Decencia, un valor

Quienes trabajamos con el lenguaje nos podemos percatar con mayor facilidad de que hay palabras de las cuales usamos y abusamos hasta casi hacerles perder el sentido de tanto repetirlas, mientras que otras parecieran debilitar su significación al dejar de emplearlas con frecuencia, casi hasta desaparecer no solamente el vocablo, sino también —y eso es lo más peligroso— su contenido.

Uno de esos sustantivos desfavorecidos en los últimos tiempos, prácticamente convertido en un arcaísmo por su poca utilización, es un bello e imprescindible concepto: la decencia.

Ser una persona decente siempre fue una expresión llena de significados para nuestros padres y abuelos, que quizás debiéramos rescatar con mayor empeño de ese archivo pasivo de palabras que tan solo aparentemente pueden parecer pasadas de moda.

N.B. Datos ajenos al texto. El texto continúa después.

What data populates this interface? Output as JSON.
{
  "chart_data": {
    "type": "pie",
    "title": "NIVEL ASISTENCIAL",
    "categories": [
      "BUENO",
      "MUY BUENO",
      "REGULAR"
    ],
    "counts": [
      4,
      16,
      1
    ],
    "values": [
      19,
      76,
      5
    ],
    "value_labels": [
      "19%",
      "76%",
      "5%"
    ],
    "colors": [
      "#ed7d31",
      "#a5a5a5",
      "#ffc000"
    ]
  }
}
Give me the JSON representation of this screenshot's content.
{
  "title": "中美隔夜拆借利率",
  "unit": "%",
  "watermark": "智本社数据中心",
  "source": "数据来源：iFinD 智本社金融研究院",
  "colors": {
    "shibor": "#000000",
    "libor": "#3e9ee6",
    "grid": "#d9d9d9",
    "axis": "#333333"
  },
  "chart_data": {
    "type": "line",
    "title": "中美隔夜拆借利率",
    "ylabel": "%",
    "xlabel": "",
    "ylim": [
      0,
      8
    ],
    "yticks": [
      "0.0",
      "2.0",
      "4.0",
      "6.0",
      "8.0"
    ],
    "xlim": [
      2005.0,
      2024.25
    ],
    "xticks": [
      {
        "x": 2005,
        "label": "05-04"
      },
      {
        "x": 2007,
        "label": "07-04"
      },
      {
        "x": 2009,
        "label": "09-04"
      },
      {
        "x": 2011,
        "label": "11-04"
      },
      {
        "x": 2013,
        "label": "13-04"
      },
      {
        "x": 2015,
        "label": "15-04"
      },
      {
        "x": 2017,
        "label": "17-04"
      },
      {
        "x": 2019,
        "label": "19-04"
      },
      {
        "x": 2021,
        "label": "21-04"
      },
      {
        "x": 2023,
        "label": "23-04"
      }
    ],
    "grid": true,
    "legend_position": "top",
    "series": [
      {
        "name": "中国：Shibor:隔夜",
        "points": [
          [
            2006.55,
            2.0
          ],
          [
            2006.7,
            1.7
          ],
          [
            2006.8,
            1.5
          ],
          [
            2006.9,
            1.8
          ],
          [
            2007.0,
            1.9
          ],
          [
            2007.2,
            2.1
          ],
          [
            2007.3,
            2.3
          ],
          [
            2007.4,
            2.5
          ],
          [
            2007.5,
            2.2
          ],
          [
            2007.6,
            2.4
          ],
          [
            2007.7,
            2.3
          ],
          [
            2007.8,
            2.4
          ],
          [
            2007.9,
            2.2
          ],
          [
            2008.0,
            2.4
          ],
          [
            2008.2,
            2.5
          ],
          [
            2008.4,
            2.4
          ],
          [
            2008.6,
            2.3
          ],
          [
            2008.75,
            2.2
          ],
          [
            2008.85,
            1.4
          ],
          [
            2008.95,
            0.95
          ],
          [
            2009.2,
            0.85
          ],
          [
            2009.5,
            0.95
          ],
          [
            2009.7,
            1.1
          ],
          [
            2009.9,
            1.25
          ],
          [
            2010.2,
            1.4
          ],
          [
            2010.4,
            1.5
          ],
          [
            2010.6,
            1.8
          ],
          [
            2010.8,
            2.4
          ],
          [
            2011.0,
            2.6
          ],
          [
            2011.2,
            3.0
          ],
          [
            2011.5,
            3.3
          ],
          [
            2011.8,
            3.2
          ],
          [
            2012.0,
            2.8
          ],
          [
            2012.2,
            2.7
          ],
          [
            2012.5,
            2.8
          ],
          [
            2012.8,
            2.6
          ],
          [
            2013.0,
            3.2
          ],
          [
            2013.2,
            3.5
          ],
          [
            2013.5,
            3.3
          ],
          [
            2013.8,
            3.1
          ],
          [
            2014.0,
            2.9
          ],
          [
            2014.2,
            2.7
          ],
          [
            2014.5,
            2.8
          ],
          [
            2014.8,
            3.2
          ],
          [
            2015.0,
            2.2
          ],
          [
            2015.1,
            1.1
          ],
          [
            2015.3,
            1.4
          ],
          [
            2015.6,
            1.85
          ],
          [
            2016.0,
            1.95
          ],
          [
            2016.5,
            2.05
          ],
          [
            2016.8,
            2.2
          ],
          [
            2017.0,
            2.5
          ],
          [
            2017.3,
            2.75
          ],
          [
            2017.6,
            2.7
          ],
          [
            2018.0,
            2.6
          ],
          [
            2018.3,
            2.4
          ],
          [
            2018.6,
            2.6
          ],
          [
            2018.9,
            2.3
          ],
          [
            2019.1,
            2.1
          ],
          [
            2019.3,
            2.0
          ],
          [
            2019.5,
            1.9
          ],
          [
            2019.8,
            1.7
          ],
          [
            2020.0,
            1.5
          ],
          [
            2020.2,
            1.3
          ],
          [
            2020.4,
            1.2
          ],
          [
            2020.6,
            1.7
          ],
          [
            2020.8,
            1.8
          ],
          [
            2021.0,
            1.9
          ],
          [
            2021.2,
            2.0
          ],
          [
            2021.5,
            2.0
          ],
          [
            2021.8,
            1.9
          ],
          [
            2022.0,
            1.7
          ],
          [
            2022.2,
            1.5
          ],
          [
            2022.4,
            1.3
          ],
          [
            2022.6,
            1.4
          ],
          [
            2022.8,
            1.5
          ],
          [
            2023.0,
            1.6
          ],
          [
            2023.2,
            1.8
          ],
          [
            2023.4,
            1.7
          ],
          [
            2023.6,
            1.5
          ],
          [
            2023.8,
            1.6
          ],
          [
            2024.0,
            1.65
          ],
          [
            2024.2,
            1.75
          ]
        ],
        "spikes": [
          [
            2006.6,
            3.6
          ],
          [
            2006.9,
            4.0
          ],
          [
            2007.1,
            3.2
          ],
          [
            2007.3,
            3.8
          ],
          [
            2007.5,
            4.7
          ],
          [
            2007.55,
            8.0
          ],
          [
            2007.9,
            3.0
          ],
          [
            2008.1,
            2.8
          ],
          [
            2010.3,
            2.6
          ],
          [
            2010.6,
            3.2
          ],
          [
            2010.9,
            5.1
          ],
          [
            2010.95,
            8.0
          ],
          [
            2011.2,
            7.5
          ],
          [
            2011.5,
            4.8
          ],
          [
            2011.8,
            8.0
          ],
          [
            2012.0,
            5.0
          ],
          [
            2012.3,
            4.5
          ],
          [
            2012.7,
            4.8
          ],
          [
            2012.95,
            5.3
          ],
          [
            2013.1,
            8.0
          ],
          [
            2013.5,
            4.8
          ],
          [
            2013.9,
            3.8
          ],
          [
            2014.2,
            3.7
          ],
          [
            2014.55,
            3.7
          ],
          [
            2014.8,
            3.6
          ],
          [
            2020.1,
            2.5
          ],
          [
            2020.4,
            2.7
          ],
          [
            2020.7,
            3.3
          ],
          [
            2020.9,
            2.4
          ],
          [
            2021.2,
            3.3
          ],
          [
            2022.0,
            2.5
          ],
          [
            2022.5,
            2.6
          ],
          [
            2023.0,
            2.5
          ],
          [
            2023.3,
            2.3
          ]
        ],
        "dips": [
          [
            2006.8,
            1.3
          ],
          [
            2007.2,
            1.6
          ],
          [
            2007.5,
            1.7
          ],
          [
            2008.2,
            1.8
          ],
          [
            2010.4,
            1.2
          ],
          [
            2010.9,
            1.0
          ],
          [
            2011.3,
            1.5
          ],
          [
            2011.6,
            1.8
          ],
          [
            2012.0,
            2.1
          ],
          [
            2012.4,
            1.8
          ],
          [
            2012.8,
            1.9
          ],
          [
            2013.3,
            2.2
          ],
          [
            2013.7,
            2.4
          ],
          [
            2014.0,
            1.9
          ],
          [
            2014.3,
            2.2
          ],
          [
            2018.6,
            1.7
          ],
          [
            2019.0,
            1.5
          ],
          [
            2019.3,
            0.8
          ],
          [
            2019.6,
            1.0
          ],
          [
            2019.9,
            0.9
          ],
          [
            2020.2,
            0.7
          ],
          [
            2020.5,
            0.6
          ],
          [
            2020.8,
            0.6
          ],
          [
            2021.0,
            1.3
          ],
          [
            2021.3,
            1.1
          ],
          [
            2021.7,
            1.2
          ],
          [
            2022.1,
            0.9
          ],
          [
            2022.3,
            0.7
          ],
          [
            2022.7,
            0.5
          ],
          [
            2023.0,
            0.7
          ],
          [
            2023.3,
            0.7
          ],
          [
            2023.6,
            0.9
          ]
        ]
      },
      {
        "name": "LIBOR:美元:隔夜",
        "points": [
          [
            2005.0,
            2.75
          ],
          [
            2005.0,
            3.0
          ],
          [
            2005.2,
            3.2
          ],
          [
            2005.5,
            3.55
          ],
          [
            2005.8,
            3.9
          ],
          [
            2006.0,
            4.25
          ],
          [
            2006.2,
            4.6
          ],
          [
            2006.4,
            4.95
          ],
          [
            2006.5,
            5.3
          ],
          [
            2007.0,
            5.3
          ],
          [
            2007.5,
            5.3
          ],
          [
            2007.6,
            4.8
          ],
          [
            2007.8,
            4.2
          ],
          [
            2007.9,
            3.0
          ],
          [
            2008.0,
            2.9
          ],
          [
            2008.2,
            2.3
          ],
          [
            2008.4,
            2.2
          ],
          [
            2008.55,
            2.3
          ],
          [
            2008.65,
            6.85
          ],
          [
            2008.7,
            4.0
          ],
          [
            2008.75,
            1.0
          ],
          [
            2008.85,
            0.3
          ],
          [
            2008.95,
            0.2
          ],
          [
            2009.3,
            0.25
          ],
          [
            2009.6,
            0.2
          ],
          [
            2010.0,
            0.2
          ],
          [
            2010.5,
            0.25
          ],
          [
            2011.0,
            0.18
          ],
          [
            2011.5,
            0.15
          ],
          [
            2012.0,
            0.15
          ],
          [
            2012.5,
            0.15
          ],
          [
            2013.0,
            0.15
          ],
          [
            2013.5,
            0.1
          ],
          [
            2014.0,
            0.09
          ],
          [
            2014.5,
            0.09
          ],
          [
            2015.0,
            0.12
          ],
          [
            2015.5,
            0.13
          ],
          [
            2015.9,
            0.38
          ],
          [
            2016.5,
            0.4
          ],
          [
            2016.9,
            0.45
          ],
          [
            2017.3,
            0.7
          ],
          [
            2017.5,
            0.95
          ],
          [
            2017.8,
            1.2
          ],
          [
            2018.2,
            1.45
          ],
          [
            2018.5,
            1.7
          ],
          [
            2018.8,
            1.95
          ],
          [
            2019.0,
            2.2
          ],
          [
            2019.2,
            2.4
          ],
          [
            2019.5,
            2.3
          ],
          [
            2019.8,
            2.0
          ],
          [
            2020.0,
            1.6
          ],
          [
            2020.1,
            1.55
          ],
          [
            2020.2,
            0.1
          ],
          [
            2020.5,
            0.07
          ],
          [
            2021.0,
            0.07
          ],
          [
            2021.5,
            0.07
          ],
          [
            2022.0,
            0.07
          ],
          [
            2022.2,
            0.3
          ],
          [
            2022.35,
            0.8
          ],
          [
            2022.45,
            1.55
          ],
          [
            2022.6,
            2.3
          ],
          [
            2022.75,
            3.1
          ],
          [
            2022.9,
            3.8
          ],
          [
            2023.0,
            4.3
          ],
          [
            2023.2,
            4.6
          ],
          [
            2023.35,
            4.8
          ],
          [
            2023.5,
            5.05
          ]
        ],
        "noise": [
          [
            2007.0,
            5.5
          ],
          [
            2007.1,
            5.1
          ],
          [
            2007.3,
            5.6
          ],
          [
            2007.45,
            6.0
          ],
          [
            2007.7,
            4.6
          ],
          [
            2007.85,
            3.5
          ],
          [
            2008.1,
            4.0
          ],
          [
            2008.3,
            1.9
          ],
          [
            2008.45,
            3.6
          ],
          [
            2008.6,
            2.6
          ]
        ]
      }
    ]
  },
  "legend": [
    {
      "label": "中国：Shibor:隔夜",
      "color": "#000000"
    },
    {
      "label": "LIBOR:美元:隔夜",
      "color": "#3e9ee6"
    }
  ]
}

Y por supuesto, más importante que pronunciarla, lo importante sería que todos cultiváramos ese valor tan especial para el ser humano.

En un primer acercamiento a la decencia podríamos verle como un simple patrón de comportamiento formal ante nuestros semejantes, una conducta adecuada, correcta, apropiada al lugar, la circunstancia y las normas generalmente aceptadas por una sociedad.

Alguien se porta decentemente cuando toca a una puerta antes de entrar, sabe comportarse en los lugares públicos, saluda al llegar o despedirse, escucha al otro, habla en voz baja, sin gritar; y no interrumpe la conversación ajena, mucho menos si es un adolescente o joven quien se dirige a una persona mayor que le habla por cualquier motivo. Ser educado es parte de una actitud decente.

Pero esa sería solamente una dimensión epidérmica de lo que significaba para muchos de nuestros predecesores ser un hombre o una mujer decente. Dar ese calificativo implicaba —y tendríamos que entenderlo siempre así— un elogio contundente que habla de otras muchas cualidades: la honestidad, la justicia, la dignidad personal.

La decencia es respetar al otro, pero, sobre todo, a uno mismo. Es ser consecuente con nuestros principios y con nuestras acciones, o sea, es hacer lo que decimos y decir lo que verdaderamente hacemos.

Una actitud decente ante la vida es la antítesis de la hipocresía, la mentira y la doble moral. Es admitir nuestros errores, reconocer el mérito ajeno y no vanagloriarnos del propio. Una persona decente no busca beneficios inmerecidos o privilegios exclusivos para él o su familia, ni admite que otros lo hagan.

Se actúa decentemente por convicción, no para buscar reconocimientos o dádivas. A veces ser decente puede conllevar que sepamos quedarnos callados cuando sentimos vergüenza ajena por lo que dice o hace otro, pero casi siempre es saber hablar en el momento oportuno, con sinceridad y tratando de ayudar, no de destruir.

La decencia no se compra ni se paga, porque no tiene precio; lamentablemente no está a la venta en ningún mercado, por grande y sofisticado que sea; ni siempre guarda relación directa con los niveles de instrucción o la procedencia social.

Es, definitivamente, el premio mayor que podemos darnos a nosotros mismos, a partir de proponernos cada día ser mejores en todo lo que hagamos. Y tiene además la magia de que mientras menos la busquemos, más la hallaremos.

Es mucho más que una palabra: es una esencia que, paradójicamente, aunque es invisible, siempre habrá alguien bueno y sensible que la vea y diga: él —o ella— es una gente decente.